Google Inc., operator of the world’s largest Internet search engine, settled a lawsuit on the brink of trial over a plan for a stock split that shareholders claimed would unfairly allow founders Larry Page and Sergey Brin to strengthen their corporate control.
Lawyers for a Massachusetts pension fund and other investors were scheduled to begin presenting testimony tomorrow in a Delaware court about a stock reclassification that would create a new class of nonvoting shares, court filings show.
The settlement, which must be approved by a judge, clears the way for the split, which had been on hold while the Delaware case was being litigated. The accord provides enhanced board scrutiny of Page’s and Brin’s requests to amend restrictions on their sales of new Class C shares and on company acquisitions funded by more than 10 million shares of the new stock, according to court filings.
“Corporate governance settlements like this one have been viewed as sufficient to justify dismissal of claims in a settlement,” Larry Hamermesh, a Widener University law professor who specializes in Delaware corporate law issues, said in an interview.
Google, based in Mountain View, California, reported first-quarter profit in April that beat analysts’ forecasts as it pushes beyond its roots as an Internet-search business to enter new ad-driven markets, including smartphones, Web services and video. The company’s search and video businesses generated $8.64 billion in revenue for the quarter, up 18 percent from a year earlier, according to Benjamin Schachter, an analyst at Macquarie Securities USA Inc.
Matt Kallman, a Google spokesman, said the company was pleased that it reached a settlement in the Delaware case over the stock-reclassification plan.
“We’ve always believed our founder-led approach gives us the freedom to make long-term bets” on businesses and strategies, Kallman said in an e-mailed statement.
Unhappy shareholders contended Page and Brin were seeking to use the stock-reclassification plan to unfairly entrench their control of Google, one of the world’s five largest companies by market value, according to data compiled by Bloomberg.
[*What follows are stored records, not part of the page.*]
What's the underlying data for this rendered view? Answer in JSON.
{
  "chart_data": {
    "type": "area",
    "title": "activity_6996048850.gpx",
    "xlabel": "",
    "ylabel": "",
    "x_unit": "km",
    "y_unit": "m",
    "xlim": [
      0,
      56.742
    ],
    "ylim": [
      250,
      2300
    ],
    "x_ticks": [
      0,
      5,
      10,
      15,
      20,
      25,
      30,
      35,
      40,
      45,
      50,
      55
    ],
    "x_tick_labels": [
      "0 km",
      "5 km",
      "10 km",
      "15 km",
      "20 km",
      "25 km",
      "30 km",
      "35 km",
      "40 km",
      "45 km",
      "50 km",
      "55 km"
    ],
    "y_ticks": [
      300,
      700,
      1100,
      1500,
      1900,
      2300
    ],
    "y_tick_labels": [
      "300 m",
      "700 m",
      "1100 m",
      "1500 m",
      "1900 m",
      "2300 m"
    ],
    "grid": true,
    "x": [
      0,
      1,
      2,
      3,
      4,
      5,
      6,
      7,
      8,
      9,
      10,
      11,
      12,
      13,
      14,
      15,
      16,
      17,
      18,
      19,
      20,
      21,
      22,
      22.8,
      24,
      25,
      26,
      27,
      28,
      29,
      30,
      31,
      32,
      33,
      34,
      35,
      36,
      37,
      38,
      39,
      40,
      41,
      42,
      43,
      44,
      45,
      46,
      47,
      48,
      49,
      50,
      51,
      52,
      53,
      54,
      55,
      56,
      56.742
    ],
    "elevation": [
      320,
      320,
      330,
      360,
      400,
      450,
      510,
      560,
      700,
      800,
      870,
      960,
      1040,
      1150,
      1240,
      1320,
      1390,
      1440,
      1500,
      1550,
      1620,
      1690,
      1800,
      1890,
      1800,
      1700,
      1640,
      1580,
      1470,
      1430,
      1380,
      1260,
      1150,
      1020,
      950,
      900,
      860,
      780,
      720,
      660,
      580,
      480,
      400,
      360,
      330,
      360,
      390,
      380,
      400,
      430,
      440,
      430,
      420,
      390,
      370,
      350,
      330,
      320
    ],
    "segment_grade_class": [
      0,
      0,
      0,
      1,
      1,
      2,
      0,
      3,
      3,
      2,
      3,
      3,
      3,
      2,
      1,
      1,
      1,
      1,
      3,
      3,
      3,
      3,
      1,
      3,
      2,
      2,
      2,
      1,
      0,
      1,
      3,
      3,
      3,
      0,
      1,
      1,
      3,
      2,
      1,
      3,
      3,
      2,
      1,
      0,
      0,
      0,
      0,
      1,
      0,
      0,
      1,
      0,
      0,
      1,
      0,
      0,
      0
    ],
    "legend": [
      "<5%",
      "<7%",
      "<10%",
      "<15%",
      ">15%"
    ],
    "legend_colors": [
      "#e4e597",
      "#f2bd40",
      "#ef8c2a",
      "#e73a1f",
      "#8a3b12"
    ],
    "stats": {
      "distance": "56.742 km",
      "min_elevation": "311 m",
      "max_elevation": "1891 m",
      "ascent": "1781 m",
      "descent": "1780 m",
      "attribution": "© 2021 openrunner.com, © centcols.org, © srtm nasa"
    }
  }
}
Google said in pretrial filings that the new shares were designed to increase the company’s flexibility in making acquisitions and rewarding employees while properly allowing Page and Brin to maintain control of the company they started in 1998. Google first publicly sold $1.67 billion in shares in August 2004. At the time, it was the largest initial public offering for a Web company.
Under Google’s existing stock structure, its Class A common shares carry one vote while Class B shares carry 10 votes, according to court filings. Page and Brin hold Class B shares that carry more than 56 percent of the company’s voting rights, the filings said. The pair own about 15 percent of the company’s outstanding equity.
Google wants to create Class C shares, which carry no voting rights. All investors would receive a dividend in the form of Class C shares in what amounts to a 2-for-1 stock split, according to the filings.
The Brockton, Massachusetts Retirement Board contended that Google directors erred in backing the reclassification plan because it would allow Page and Brin to reap millions in stock sales without any effect on their voting control.
The Massachusetts pension fund has about $500,000 invested in Google’s shares, the Brockton Enterprise newspaper reported in May 2012.
The fund’s lawyers contended that Google’s common shareholders face dilution of their holdings after the issuance of additional stock for acquisitions or employee compensation. Class C shares also are likely to trade at a discount to Class A shares because of the loss of voting rights, they added.
To address those concerns, directors structured the reclassification to bar Page and Brin from selling Class C shares unless they sell an equal number of Class B super-voting shares, the board’s attorneys said.
Under today’s settlement, if Page or Brin request a waiver of the Class C sale restrictions, it must be considered only by Google’s independent directors and approved by the full board, according to court filings.
“In the event that Google considers using in excess of 10 million shares of Class C stock as consideration for an acquisition, the independent members of the board shall consider the effects on using such shares on Class A shareholders and the company,” the filing added.
Hamermesh said settlements that make changes to a corporation’s stock or governance structure are common when investors’ claims are “relatively weak.”
“This stock-reclassification plan is something that falls under the board’s business judgment and that judgment would be deferred to by the courts,” Hamermesh added.
The case is In re Google Inc. (GOOG) Class C Shareholder Litigation, CA No. 7469, Delaware Chancery Court (Wilmington).